AI that looks, gestures, smiles, and sounds like a real person.

By Pepper Parr

November 5th, 2025

BURLINGTON, ON

 

Don’t say you didn’t know – admit that you have let it happen.

The following from the December issue of The Atlantic, an American magazine that began publishing in 1857.

The social-media era is over. What’s coming will be much worse.

Mark Zuckerberg, founder of Facebook,  in this same spirit, has began to suggest the idea that AI chatbots could fill in some of the socialization that people are missing.

The social-media era is over. What’s coming will be much worse.

Facebook, Instagram, Snapchat, X, Reddit—all have aggressively put AI chatbots in front of users. On a podcast, Zuckerberg said that AI probably won’t “replace in-person connections or real-life connections”—at least not right away. Yet he also spoke of the potential for AI therapists and girlfriends to be embodied in virtual space; of Meta’s desire—he couldn’t seem to help himself from saying—to produce “always-on videochat” with an AI that looks, gestures, smiles, and sounds like a real person.

Meta is working to make that desire a reality. And it is hardly leading the charge: Many companies are doing the same, and many people already use AI for companionship, sexual gratification, mental-health care.

What Zuckerberg described—what is now unfolding—is the beginning of a new digital era, more actively anti-social than the last.

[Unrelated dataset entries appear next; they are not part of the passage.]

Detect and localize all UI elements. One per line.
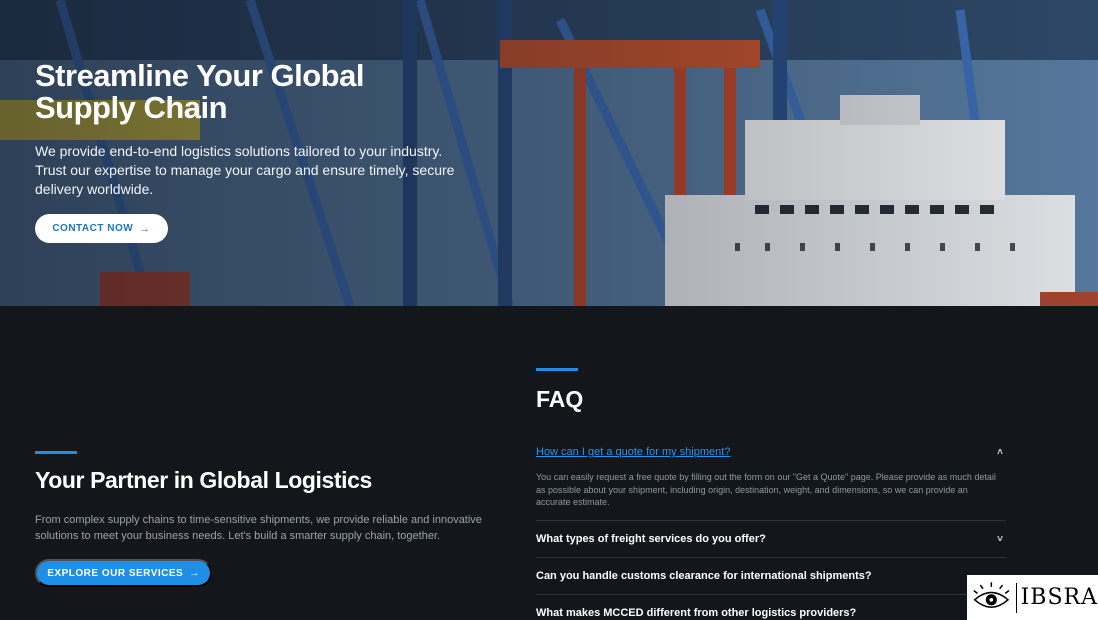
faq-item: Can you handle customs clearance for int…	[536, 558, 1006, 595]
faq-question[interactable]: Can you handle customs clearance for int…	[536, 570, 872, 582]
chevron-up-icon[interactable]: ˄	[994, 447, 1006, 458]
eye-icon	[973, 581, 1010, 608]
faq-item: How can I get a quote for my shipment? ˄…	[536, 437, 1006, 521]
hero-content: Streamline Your Global Supply Chain We p…	[35, 60, 495, 199]
faq-item: What makes MCCED different from other lo…	[536, 595, 1006, 620]
faq-answer: You can easily request a free quote by f…	[536, 472, 996, 507]
hero-title-line2: Supply Chain	[35, 90, 228, 125]
watermark-divider	[1015, 582, 1017, 613]
faq-question-toggle[interactable]: What makes MCCED different from other lo…	[536, 607, 1006, 619]
faq-question-toggle[interactable]: Can you handle customs clearance for int…	[536, 570, 1006, 582]
faq-question[interactable]: What types of freight services do you of…	[536, 533, 766, 545]
contact-now-label: CONTACT NOW	[52, 223, 134, 234]
faq-question-toggle[interactable]: How can I get a quote for my shipment? ˄	[536, 446, 1006, 458]
explore-services-label: EXPLORE OUR SERVICES	[47, 567, 184, 579]
hero-subtitle: We provide end-to-end logistics solution…	[35, 143, 455, 197]
faq-list: How can I get a quote for my shipment? ˄…	[536, 437, 1006, 620]
faq-accent-bar	[536, 368, 578, 371]
faq-question[interactable]: What makes MCCED different from other lo…	[536, 607, 856, 619]
hero-title-line1: Streamline Your Global	[35, 58, 364, 93]
explore-services-button[interactable]: EXPLORE OUR SERVICES →	[35, 559, 212, 587]
partner-accent-bar	[35, 451, 77, 454]
arrow-right-icon: →	[139, 222, 151, 235]
hero-title: Streamline Your Global Supply Chain	[35, 60, 495, 124]
arrow-right-icon: →	[189, 567, 200, 579]
contact-now-button[interactable]: CONTACT NOW →	[35, 214, 168, 243]
watermark-logo: IBSRA	[967, 575, 1098, 620]
faq-question-toggle[interactable]: What types of freight services do you of…	[536, 533, 1006, 545]
watermark-text: IBSRA	[1020, 585, 1098, 610]
hero-section: Streamline Your Global Supply Chain We p…	[0, 0, 1098, 306]
faq-item: What types of freight services do you of…	[536, 521, 1006, 558]
partner-description: From complex supply chains to time-sensi…	[35, 514, 482, 542]
chevron-down-icon[interactable]: ˅	[994, 534, 1006, 545]
faq-title: FAQ	[536, 386, 584, 412]
partner-title: Your Partner in Global Logistics	[35, 467, 372, 493]
faq-question[interactable]: How can I get a quote for my shipment?	[536, 446, 730, 458]
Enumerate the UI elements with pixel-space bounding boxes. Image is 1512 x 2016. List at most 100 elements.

Generative AI will automate a large number of jobs, removing people from the workplace. But it will almost certainly sap humanity from the social sphere as well.

Over years of use—and product upgrades—many of us may simply slip into relationships with bots that we first used as helpers or entertainment, just as we were lulled into submission by algorithmic feeds and the glow of the smartphone screen. This seems likely to change our society at least as much as the social-media era has.

It gets through to you from a monitor or a cell phone screen – stop letting it in.